E eu, para não retroceder, prossegui, né. Aí andei mais cem, 200
metros e caiu uma bomba na minha frente, como daqui até a porta da
cozinha e aí escureceu tudo e eu caí.
Quando cai a bomba, é aquela luminosidade, a gente fica cego, não
enxerga nada. Caí no chão, comecei a me debater. Estava sozinho, pois
meus colegas tinha recuado para salvar a pele. E eu fiquei ali com
hemorragia tremenda, sem poder me levantar, fazia um esforço, mas não
conseguia, não conseguia.
Eu tenho estilhaço ainda no pulmão até hoje, eu tirei dois, extraíram
dois, mas um permanece até hoje. Quando eu fui ferido eu achei que era
meu fim. Eu percebia três furos no capote e o sangue escorria
abundantemente uma hemorragia muito forte, então eu logo deduzi o
seguinte: a hemorragia que vai me acabar. E nessa hora, aqui pra nós, o
único que você se lembra é da sua mãe... uma hora difícil, viu, é
difícil, mas felizmente eu fui pro hospital, me socorreram, me safei
dessa.
A guerra é o pior que pode acontecer, não existe nada pior.

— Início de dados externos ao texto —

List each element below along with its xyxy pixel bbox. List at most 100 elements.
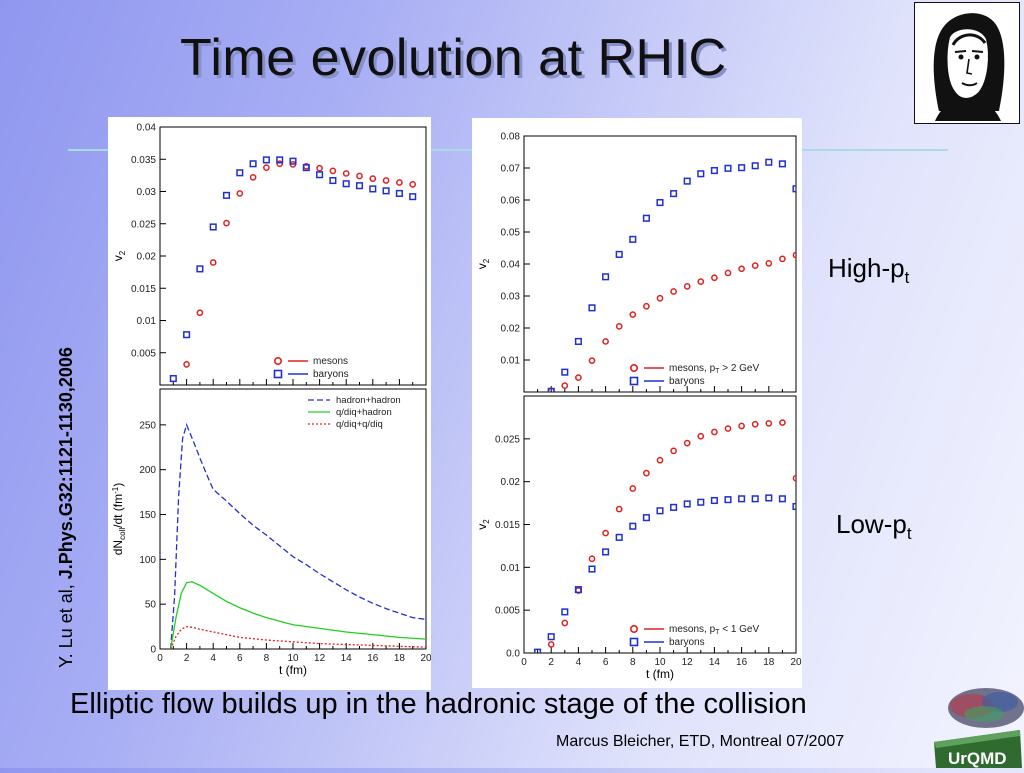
series-0 bbox=[183, 160, 417, 368]
data-point bbox=[724, 496, 732, 504]
legend-marker bbox=[274, 357, 283, 366]
data-point bbox=[342, 180, 350, 188]
data-point bbox=[683, 177, 691, 185]
chart-right-top: 0.01 0.02 0.03 0.04 0.05 0.06 0.07 0.08 v2 mesons… bbox=[475, 132, 797, 393]
high-pt-text: High-p bbox=[828, 253, 905, 283]
data-point bbox=[643, 469, 650, 477]
data-point bbox=[697, 278, 705, 285]
legend-label: mesons bbox=[313, 356, 348, 367]
x-tick-label: 16 bbox=[367, 653, 379, 664]
legend-marker bbox=[273, 369, 283, 379]
data-point bbox=[697, 170, 705, 178]
y-tick-label: 0.08 bbox=[501, 132, 521, 143]
data-point bbox=[779, 419, 786, 426]
data-point bbox=[629, 485, 637, 492]
y-axis-label: v2 bbox=[475, 258, 491, 269]
data-point bbox=[183, 361, 190, 368]
y-tick-label: 0.05 bbox=[501, 228, 521, 239]
y-tick-label: 0.0 bbox=[506, 649, 520, 660]
data-point bbox=[602, 338, 609, 345]
x-tick-label: 6 bbox=[237, 653, 243, 664]
data-point bbox=[588, 357, 596, 364]
data-point bbox=[615, 533, 623, 541]
data-point bbox=[369, 185, 377, 193]
legend-label: hadron+hadron bbox=[336, 395, 401, 406]
data-point bbox=[629, 311, 637, 318]
plot-frame bbox=[523, 135, 797, 393]
data-point bbox=[751, 162, 759, 170]
high-pt-sub: t bbox=[904, 268, 910, 288]
data-point bbox=[697, 498, 705, 506]
data-point bbox=[765, 494, 773, 502]
y-tick-label: 250 bbox=[139, 420, 156, 431]
data-point bbox=[209, 259, 217, 266]
data-point bbox=[169, 375, 177, 383]
data-point bbox=[575, 374, 582, 381]
legend-label: baryons bbox=[313, 369, 349, 380]
data-point bbox=[263, 164, 270, 171]
low-pt-sub: t bbox=[906, 524, 912, 544]
data-point bbox=[561, 619, 569, 627]
series-1 bbox=[169, 581, 426, 649]
legend-label: baryons bbox=[669, 637, 705, 648]
plot-frame bbox=[159, 126, 427, 386]
data-point bbox=[547, 387, 555, 392]
data-point bbox=[670, 503, 678, 511]
data-point bbox=[249, 173, 257, 181]
reference-prefix: Y. Lu et al, bbox=[56, 579, 76, 668]
data-point bbox=[643, 302, 650, 310]
data-point bbox=[316, 164, 323, 172]
legend: mesons baryons bbox=[273, 356, 349, 380]
legend-label: baryons bbox=[669, 376, 705, 387]
legend-label: mesons, pT > 2 GeV bbox=[669, 363, 759, 375]
y-tick-label: 0 bbox=[150, 645, 156, 656]
title-rule-mid bbox=[430, 149, 472, 151]
data-point bbox=[574, 586, 582, 594]
x-axis-label: t (fm) bbox=[646, 667, 674, 681]
data-point bbox=[710, 496, 718, 505]
legend-marker bbox=[629, 637, 639, 647]
series-2 bbox=[170, 625, 426, 649]
data-point bbox=[656, 507, 664, 515]
low-pt-label: Low-pt bbox=[836, 509, 912, 544]
legend-marker bbox=[630, 624, 639, 633]
y-tick-label: 0.06 bbox=[501, 196, 521, 207]
data-point bbox=[262, 156, 270, 164]
data-point bbox=[236, 190, 244, 197]
data-point bbox=[738, 495, 746, 503]
data-point bbox=[588, 304, 596, 312]
x-tick-label: 8 bbox=[630, 657, 636, 668]
y-axis-label: v2 bbox=[475, 519, 491, 530]
data-point bbox=[602, 548, 610, 556]
data-point bbox=[711, 428, 718, 436]
slide-caption: Elliptic flow builds up in the hadronic … bbox=[70, 688, 807, 720]
data-point bbox=[670, 288, 677, 295]
data-point bbox=[396, 179, 403, 186]
y-tick-label: 200 bbox=[139, 465, 156, 476]
x-tick-label: 18 bbox=[763, 657, 775, 668]
legend-label: q/diq+q/diq bbox=[336, 419, 383, 430]
series-1 bbox=[547, 158, 796, 392]
data-point bbox=[792, 502, 796, 511]
y-tick-label: 0.035 bbox=[131, 155, 156, 166]
x-tick-label: 0 bbox=[521, 657, 527, 668]
data-point bbox=[196, 309, 204, 317]
x-tick-label: 12 bbox=[314, 653, 326, 664]
data-point bbox=[792, 185, 796, 193]
data-point bbox=[602, 529, 609, 537]
data-point bbox=[724, 164, 732, 172]
x-tick-label: 14 bbox=[341, 653, 353, 664]
legend-marker bbox=[630, 364, 639, 373]
series-1 bbox=[534, 494, 796, 653]
data-point bbox=[642, 514, 650, 522]
data-point bbox=[724, 269, 732, 277]
y-tick-label: 0.025 bbox=[131, 219, 156, 230]
data-point bbox=[656, 294, 664, 302]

Quem devia fazer a guerra são os chefes, as duas cabeças, eles é que deviam se enfrentar e poupar o resto do mundo.
Um dos fatos que me marcou foi a morte do tenente chamado José Maria
Pinto Duarte. Estavam eu, o Atratino, o capitão Tavares,
primeiro-tenente e um soldado corneteiro. Começou a escurecer e nós
avançamos até um determinado ponto e ficamos. E nisso avistamos a casa a
uns cem metros, 200 metros a frente e o capitão Atratino me falou: vai
dar uma olhada na casa e vê se tem condição de a gente se acomodar lá.
Nos alojamos ali.
Tinha um monte de milho debulhado, eu esparramei o milho e deitei em cima.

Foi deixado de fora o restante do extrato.